Parfaitement intégré à la haute société, Newland Archer évolue dans un milieu mondain où toute l’aristocratie sait manier l’art de regarder et d’être vu. Son union avec May, une jeune femme issue d’une grande famille et d’une beauté angélique, semble toute naturelle. Le couple qu’il forme répond parfaitement aux attentes de la haute société.
Un soir d’opéra, lorsque la comtesse Ellen Olenska apparaît, elle ébranle cet avenir tout tracé. Ellen, la cousine de May, a trouvé refuge dans sa famille à New York après avoir scandaleusement quitté son mari et choisi son indépendance. Audacieuse, elle s’est affranchie des conventions et fascine immédiatement Newland. Cette attirance arrive-t-elle à remettre en cause les promesses de mariage ?

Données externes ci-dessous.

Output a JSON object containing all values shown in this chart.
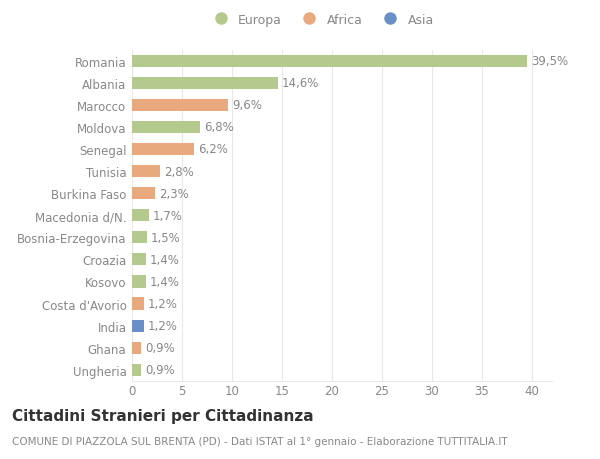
{
  "categories": [
    "Ungheria",
    "Ghana",
    "India",
    "Costa d'Avorio",
    "Kosovo",
    "Croazia",
    "Bosnia-Erzegovina",
    "Macedonia d/N.",
    "Burkina Faso",
    "Tunisia",
    "Senegal",
    "Moldova",
    "Marocco",
    "Albania",
    "Romania"
  ],
  "values": [
    0.9,
    0.9,
    1.2,
    1.2,
    1.4,
    1.4,
    1.5,
    1.7,
    2.3,
    2.8,
    6.2,
    6.8,
    9.6,
    14.6,
    39.5
  ],
  "labels": [
    "0,9%",
    "0,9%",
    "1,2%",
    "1,2%",
    "1,4%",
    "1,4%",
    "1,5%",
    "1,7%",
    "2,3%",
    "2,8%",
    "6,2%",
    "6,8%",
    "9,6%",
    "14,6%",
    "39,5%"
  ],
  "colors": [
    "#b5c98e",
    "#e8a97e",
    "#6a8fc8",
    "#e8a97e",
    "#b5c98e",
    "#b5c98e",
    "#b5c98e",
    "#b5c98e",
    "#e8a97e",
    "#e8a97e",
    "#e8a97e",
    "#b5c98e",
    "#e8a97e",
    "#b5c98e",
    "#b5c98e"
  ],
  "legend_labels": [
    "Europa",
    "Africa",
    "Asia"
  ],
  "legend_colors": [
    "#b5c98e",
    "#e8a97e",
    "#6a8fc8"
  ],
  "title": "Cittadini Stranieri per Cittadinanza",
  "subtitle": "COMUNE DI PIAZZOLA SUL BRENTA (PD) - Dati ISTAT al 1° gennaio - Elaborazione TUTTITALIA.IT",
  "xlim": [
    0,
    42
  ],
  "xticks": [
    0,
    5,
    10,
    15,
    20,
    25,
    30,
    35,
    40
  ],
  "background_color": "#ffffff",
  "grid_color": "#e8e8e8",
  "bar_height": 0.55,
  "label_fontsize": 8.5,
  "tick_fontsize": 8.5,
  "title_fontsize": 11,
  "subtitle_fontsize": 7.5
}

Avec un regard acerbe sur la haute société de la fin du XIXe siècle, Edith Wharton évoque la place des femmes et la prédominance des conventions sociales. Face à une société figée dans ses traditions, elle dépeint avec beaucoup de finesse les ardeurs d’un amour empêché.
Ma note
Citations
« La solitude, c’est de vivre parmi tous ces gens aimables qui ne vous demandent que de dissimuler vos pensées ».
« Il songeait à la platitude de l’avenir qui l’attendait et, au bout de cette perspective monotone, il apercevait sa propre image, l’image d’un homme à qui il n’arriverait jamais rien ».